Stage 4: Merge Runs (if applicable)¶

If your study spans multiple sequencing runs, learn errors and infer sequences per-run, then merge the sequence tables:

import numpy as np
import papa2

# Load per-run tables
run1 = np.load("run1_seqtab.npz", allow_pickle=True)
run2 = np.load("run2_seqtab.npz", allow_pickle=True)

# Merge — sequences are matched by identity across runs
seqtab = papa2.collapse_no_mismatch(
    # Combine into a single table keyed by sequence
    papa2.make_sequence_table({
        **{f"run1_{i}": dict(zip(run1["seqs"], run1["table"][i]))
           for i in range(run1["table"].shape[0])},
        **{f"run2_{i}": dict(zip(run2["seqs"], run2["table"][i]))
           for i in range(run2["table"].shape[0])},
    })
)

Stage 5: Remove Chimeras¶

Use method="consensus" for large datasets — it flags chimeras per-sample and removes ASVs that are chimeric in the majority of samples:

seqtab_nochim = papa2.remove_bimera_denovo(
    seqtab,
    method="consensus",
    verbose=True,
)

total_before = seqtab["table"].sum()
total_after = seqtab_nochim["table"].sum()
print(f"Reads retained: {total_after}/{total_before} "
      f"({100 * total_after / total_before:.1f}%)")

Stage 6: Assign Taxonomy¶

taxa = papa2.assign_taxonomy(
    seqtab_nochim["seqs"],
    "silva_nr99_v138.1_train_set.fa.gz",
    min_boot=50,
    verbose=True,
)

taxa_with_species = papa2.add_species(
    taxa,
    seqtab_nochim["seqs"],
    "silva_species_assignment_v138.1.fa.gz",
)

See the Tutorial for database download links.

Stage 7: Track Reads and Export¶

# Sankey diagram — tracks reads through every stage including taxonomy
track = papa2.track_reads(
    seqtab=seqtab,
    seqtab_nochim=seqtab_nochim,
    taxa=taxa_with_species,
)
papa2.plot_sankey(track, output="read_tracking.html")

# Export ASVs
papa2.write_fasta(seqtab_nochim["seqs"], "asvs.fasta")

# Save final tables
import numpy as np
np.savez(
    "results.npz",
    seqtab=seqtab_nochim["table"],
    seqs=seqtab_nochim["seqs"],
)

Performance Tips¶

Set DADA2_WORKERS=N to parallelise the dada() calls across CPU cores.

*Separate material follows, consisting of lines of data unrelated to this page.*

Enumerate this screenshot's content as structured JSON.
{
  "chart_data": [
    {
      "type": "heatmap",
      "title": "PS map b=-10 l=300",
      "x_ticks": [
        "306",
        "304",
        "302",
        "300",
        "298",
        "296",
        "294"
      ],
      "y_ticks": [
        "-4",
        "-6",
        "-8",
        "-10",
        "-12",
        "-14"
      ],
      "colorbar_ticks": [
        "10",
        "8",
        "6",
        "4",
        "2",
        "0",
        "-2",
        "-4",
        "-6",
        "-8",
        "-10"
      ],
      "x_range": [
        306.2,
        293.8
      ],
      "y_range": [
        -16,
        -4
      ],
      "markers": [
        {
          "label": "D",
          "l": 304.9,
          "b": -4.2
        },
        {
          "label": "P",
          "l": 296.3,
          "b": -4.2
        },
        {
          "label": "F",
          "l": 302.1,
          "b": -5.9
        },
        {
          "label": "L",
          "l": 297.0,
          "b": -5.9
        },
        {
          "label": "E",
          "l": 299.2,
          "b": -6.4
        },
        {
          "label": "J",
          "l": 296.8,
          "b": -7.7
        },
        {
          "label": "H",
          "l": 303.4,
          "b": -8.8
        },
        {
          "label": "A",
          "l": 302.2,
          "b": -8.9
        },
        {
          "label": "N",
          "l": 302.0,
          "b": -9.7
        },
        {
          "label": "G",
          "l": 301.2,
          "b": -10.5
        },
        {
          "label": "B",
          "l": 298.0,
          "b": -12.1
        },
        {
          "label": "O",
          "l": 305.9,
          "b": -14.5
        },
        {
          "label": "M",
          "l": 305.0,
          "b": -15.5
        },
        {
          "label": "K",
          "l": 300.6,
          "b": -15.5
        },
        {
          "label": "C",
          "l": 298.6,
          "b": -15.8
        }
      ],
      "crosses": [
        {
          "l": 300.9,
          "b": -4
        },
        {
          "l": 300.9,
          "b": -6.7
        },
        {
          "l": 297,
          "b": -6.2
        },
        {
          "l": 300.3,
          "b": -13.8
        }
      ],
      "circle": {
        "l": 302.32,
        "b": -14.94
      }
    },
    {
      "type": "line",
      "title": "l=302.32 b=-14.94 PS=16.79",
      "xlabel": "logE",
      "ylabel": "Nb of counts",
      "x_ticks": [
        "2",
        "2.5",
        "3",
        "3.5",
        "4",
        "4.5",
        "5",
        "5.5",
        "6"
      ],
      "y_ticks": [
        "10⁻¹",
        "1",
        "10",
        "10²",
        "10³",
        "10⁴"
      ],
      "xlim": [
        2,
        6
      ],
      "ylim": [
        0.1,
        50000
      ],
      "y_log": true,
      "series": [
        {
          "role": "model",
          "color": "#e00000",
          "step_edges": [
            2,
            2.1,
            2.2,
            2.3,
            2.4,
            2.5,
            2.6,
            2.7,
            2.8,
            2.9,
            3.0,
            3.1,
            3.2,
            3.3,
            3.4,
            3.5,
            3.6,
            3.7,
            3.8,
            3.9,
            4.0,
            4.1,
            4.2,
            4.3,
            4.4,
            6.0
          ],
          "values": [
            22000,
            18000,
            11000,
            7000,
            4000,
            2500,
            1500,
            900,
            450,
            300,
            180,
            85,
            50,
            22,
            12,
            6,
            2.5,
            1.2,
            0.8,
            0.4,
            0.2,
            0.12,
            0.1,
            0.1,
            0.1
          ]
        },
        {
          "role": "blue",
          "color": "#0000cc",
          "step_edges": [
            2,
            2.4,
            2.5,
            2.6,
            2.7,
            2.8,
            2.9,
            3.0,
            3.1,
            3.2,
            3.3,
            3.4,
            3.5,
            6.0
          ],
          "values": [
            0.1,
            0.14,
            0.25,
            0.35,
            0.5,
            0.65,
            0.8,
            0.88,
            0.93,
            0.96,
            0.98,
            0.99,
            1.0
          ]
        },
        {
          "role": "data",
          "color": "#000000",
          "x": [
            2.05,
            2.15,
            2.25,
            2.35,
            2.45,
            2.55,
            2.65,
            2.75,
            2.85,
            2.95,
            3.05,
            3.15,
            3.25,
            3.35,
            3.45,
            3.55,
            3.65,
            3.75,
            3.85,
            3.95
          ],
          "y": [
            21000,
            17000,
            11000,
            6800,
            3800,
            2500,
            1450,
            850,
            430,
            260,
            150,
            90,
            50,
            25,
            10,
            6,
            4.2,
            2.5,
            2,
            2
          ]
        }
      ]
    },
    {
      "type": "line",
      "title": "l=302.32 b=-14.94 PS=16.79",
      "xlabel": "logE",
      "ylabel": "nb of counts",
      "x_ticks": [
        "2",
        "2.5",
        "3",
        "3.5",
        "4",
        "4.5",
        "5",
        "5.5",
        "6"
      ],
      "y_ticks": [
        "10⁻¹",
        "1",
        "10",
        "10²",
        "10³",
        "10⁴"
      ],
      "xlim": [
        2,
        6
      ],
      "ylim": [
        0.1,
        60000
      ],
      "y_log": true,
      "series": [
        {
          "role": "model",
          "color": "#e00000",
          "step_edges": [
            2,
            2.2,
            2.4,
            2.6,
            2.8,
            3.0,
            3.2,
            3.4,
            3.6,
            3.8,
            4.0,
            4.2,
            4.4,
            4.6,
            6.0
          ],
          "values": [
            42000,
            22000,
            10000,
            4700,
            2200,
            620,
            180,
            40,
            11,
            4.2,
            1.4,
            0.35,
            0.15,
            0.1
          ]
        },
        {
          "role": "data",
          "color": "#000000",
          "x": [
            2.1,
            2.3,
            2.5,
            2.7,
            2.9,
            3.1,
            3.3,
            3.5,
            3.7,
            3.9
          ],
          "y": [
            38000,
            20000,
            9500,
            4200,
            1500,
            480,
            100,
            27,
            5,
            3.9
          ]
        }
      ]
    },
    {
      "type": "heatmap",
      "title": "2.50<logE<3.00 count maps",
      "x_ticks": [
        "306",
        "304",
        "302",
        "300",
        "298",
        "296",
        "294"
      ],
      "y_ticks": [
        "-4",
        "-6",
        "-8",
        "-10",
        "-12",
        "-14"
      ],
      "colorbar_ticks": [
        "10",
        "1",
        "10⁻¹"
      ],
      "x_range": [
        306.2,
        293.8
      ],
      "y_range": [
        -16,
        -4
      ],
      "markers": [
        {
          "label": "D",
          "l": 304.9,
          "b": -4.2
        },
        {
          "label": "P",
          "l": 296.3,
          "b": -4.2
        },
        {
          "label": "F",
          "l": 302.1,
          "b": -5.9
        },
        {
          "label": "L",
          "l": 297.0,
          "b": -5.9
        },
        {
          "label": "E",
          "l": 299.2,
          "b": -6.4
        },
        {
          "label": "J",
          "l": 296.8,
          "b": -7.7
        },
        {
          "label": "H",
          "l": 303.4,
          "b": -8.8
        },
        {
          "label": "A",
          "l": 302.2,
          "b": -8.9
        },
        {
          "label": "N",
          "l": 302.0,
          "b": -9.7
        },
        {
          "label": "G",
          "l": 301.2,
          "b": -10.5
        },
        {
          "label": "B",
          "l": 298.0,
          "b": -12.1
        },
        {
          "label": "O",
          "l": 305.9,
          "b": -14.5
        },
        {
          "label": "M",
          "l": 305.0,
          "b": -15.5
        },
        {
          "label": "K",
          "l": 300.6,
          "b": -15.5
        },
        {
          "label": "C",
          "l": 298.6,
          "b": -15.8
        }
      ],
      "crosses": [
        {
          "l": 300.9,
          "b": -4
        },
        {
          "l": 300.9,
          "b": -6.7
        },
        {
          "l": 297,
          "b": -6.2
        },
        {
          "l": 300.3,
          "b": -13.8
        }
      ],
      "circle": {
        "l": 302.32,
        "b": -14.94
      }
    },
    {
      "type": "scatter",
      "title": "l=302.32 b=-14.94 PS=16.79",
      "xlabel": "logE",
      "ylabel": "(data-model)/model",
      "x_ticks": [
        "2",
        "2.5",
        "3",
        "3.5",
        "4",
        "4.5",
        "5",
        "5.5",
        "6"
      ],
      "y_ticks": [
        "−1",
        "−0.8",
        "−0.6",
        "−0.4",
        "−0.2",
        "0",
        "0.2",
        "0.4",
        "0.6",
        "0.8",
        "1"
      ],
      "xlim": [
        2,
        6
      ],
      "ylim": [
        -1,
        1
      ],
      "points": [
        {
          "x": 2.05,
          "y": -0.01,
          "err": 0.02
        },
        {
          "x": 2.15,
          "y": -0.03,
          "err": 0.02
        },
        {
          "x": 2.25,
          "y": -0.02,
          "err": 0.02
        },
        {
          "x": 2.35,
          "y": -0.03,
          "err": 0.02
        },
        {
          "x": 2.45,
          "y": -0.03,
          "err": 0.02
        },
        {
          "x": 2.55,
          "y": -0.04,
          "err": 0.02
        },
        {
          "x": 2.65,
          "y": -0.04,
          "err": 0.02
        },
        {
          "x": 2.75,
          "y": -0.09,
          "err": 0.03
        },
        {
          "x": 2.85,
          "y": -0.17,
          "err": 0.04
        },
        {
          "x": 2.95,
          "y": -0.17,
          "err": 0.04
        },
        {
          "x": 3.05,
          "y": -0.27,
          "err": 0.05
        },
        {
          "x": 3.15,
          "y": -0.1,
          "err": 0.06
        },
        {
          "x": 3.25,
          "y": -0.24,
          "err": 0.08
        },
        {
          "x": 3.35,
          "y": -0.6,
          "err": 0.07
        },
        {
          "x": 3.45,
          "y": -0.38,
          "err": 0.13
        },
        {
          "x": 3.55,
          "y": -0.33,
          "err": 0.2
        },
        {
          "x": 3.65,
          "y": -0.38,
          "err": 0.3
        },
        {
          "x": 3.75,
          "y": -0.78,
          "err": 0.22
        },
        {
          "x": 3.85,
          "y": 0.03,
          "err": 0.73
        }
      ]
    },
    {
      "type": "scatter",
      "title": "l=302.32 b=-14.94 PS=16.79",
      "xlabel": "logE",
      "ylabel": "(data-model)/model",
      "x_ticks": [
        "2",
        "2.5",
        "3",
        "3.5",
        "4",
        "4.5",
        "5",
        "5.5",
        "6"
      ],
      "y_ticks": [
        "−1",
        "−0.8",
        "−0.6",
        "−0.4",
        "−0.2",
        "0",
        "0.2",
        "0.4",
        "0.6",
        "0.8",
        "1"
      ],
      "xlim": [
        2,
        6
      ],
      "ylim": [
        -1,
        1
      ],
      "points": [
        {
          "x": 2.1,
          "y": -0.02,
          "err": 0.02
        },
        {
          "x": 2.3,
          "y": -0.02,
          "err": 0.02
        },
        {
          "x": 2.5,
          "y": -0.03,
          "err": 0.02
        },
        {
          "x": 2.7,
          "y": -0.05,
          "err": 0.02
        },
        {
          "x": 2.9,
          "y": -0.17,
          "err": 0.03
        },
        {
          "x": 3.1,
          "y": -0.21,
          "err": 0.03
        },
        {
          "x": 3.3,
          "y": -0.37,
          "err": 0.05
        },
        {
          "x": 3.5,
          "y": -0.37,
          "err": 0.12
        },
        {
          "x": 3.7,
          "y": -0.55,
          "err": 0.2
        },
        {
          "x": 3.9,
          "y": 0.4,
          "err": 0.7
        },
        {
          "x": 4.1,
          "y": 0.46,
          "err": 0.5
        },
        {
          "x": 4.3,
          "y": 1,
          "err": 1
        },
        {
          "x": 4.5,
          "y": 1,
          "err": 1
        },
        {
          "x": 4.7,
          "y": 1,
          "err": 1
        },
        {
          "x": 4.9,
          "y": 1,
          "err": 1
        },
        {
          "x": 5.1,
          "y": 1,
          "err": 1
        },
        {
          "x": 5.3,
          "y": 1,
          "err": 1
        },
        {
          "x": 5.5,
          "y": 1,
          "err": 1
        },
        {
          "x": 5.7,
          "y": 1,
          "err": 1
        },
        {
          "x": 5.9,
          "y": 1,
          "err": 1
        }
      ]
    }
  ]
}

Each worker processes one sample, so set this to the number of cores available.
Set OMP_NUM_THREADS=1 to avoid contention between Python-level and OpenMP-level parallelism.
For cluster/cloud: each run's Stage 2–3 is independent and can be submitted as a separate job. Only Stage 4–6 requires all runs to be complete.
Memory scales with the largest single sample, not the total dataset size. Typical usage is 4–8 GB for HiSeq-depth samples.